Живописец душ - Ильдефонсо Фальконес де Сьерра
Шрифт:
Интервал:
Закладка:
Он поднес стакан к губам, и палочка, предназначенная для того, чтобы поддевать улиток, хрустнула в другой его руке. Какие они все козлы! Говенные святоши! Ханжи проклятые! Нет, его место не там, не с теми, кто идет по жизни, держась за святых и богородиц, но это не значит, что он должен отступить. Далмау взбодрился.
Он покончил с улитками и соусом, съел весь хлеб, макая его в кастрюльку, где оставалось масло, пока полностью не очистил ее, и попросил флан на десерт. Ему принесли щедрую порцию, с запахом ванили. Кофе.

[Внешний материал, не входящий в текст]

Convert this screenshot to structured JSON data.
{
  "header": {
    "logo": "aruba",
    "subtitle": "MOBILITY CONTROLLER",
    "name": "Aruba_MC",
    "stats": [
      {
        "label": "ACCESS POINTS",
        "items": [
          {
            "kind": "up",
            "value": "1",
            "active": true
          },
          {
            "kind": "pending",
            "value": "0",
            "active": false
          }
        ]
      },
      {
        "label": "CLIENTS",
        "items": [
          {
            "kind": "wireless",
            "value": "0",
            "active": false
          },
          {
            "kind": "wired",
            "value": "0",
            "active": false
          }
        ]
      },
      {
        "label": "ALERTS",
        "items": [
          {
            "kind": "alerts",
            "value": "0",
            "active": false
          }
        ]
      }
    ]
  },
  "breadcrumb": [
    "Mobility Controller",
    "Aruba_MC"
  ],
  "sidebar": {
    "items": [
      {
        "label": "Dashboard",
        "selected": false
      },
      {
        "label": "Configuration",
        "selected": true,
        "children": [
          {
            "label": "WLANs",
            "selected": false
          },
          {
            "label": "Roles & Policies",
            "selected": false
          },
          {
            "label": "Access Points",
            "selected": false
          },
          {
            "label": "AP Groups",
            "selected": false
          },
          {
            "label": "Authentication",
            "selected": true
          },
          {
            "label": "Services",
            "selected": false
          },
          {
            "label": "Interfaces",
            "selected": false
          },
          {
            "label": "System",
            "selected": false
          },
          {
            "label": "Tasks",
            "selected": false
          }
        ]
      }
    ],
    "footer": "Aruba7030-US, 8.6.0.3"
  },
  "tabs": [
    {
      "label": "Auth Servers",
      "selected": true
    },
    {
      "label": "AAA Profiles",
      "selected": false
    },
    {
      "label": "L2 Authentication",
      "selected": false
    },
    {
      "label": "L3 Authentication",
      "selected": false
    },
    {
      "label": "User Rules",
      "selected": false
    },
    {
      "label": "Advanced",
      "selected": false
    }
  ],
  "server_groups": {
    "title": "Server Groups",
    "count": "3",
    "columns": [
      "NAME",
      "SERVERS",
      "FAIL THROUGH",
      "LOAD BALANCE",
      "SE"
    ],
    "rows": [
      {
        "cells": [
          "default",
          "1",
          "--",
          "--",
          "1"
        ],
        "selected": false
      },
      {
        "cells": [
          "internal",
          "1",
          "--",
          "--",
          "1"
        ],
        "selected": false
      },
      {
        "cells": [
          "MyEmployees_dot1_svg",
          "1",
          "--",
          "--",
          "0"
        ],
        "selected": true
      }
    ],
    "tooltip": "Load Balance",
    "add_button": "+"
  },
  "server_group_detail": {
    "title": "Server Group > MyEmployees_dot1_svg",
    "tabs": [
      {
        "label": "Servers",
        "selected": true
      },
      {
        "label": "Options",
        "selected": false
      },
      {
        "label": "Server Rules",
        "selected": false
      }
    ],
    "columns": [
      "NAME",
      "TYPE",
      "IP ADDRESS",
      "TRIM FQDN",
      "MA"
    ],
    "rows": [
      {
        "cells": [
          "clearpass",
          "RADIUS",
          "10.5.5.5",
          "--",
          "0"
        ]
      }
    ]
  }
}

Без ликера. «Нет», – отказался он. Спиртного не надо. Еще кофе, покрепче. Теперь, хотя он и выпил порядком с тех пор, как покинул Дворец искусств, от обильной еды и кофе желудок успокоился и в голове прояснилось достаточно, чтобы вернуться домой, сесть за стол в съемной комнате и при свете свечи делать наброски: церкви горят, и горгульи, чудовища, которыми стращали верующих, предупреждая о том, какое зло творится за благодатными пределами храмов, оживают, разбивают витражи и приносят в освященные места грешное пламя.
Рассвет застал Далмау за столом, где сон одолел его, и голова упала на ворох листов, на которых запечатлевалось, обретало форму его новое видение искусства: живопись, взыскующая справедливости, далекая от буржуазного понятия о красоте. Он будет писать для рабочих. Покажет в своих творениях реальность народной борьбы, а начнет с атаки на Церковь, изобличая злодейства, одно из которых только что погубило его мечту. Так он решил, и это его решение единодушно подкрепили десятки рабочих, которые трудились в концертном зале Дворца музыки, когда Далмау, весь окоченевший, проспавший всего часа два на стуле, за столом, вошел в партер и направился к замыкающей стене, где сотрудники Маральяно все еще работали над тренкадис и мозаиками.
Он опоздал. Даже не успел позавтракать, а значит, не имел возможности услышать, как грамотеи в тавернах и столовых зачитывают вслух статьи из прогрессивных газет, где, в частности, излагалась история о том, как скульптура Родена оказалась на помойке вместе с картиной Далмау Сала, молодого каталонского художника, своим искусством затмевавшего мастеров из кружка «Льюков», а потому под предлогом непокрытой груди и обнаженного лобка миниатюрной феи они исхитрились изъять картину из экспозиции, не допустить того, чтобы с ней ознакомилась широкая публика. Критика разила наповал. И республиканская, и анархистская пресса обрушивалась на «Льюков» и на их обветшалые догмы, запрещавшие женскую наготу и поддерживавшие постулаты косной, реакционной религии.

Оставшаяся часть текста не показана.